Dan Pink’s DRIVE jumps on motivation and rides it like a motorcycle on a mountain road. There are twists and turns, but the more you ride, the hotter it gets. You know that feeling of freedom, raw excitement and the sheer rush of being alive. Oh – haven’t felt that way in a while?
It may be that your organization, team or family is using extrinsic motivation (carrot and stick) to motivate team members. You may want to pick up DRIVE and upgrade yourself up to Mr. Pink’s three elements of intrinsic motivation:
While the book was written for workplace teams, the concepts can be applied to home, physical fitness, charity and any other dimension of your life. First, autonomy means that you have the freedom to make decisions. Mastery means that you are striving to conquer an area of interest, skill or subject. Don’t forget purpose, knowing ‘why’ you get up every day!
Re-wire yourself to ‘Positive’
One of my favorite quotes from the book is that positive psychology has “reoriented the study of psychological science away from the previous focus on malady and dysfunction and toward well-being and effective functioning.” In other words, study the well-adjusted, successful people if you want to be happy, healthy, wealthy and wise.
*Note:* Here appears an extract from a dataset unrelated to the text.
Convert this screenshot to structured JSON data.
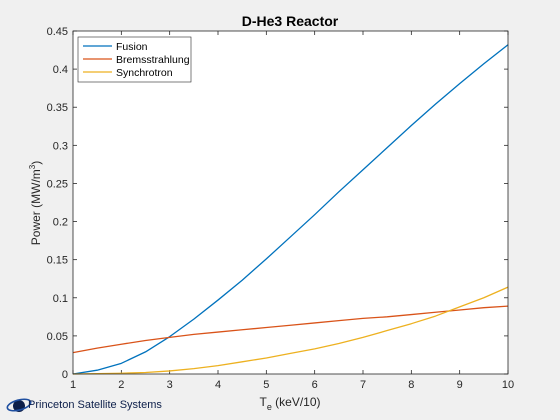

Look at the habits of high performing people and replicate these behaviors. Trace the behaviors back to values, morals and internal beliefs. Set your compass to a positive outlook based on autonomy, mastery and purpose. If you like these ideas – read Drive by Dan Pink. I’ve barely scratched the surface and every one of my friends and associates that read this book felt like there was renewed energy in their personal and professional lives.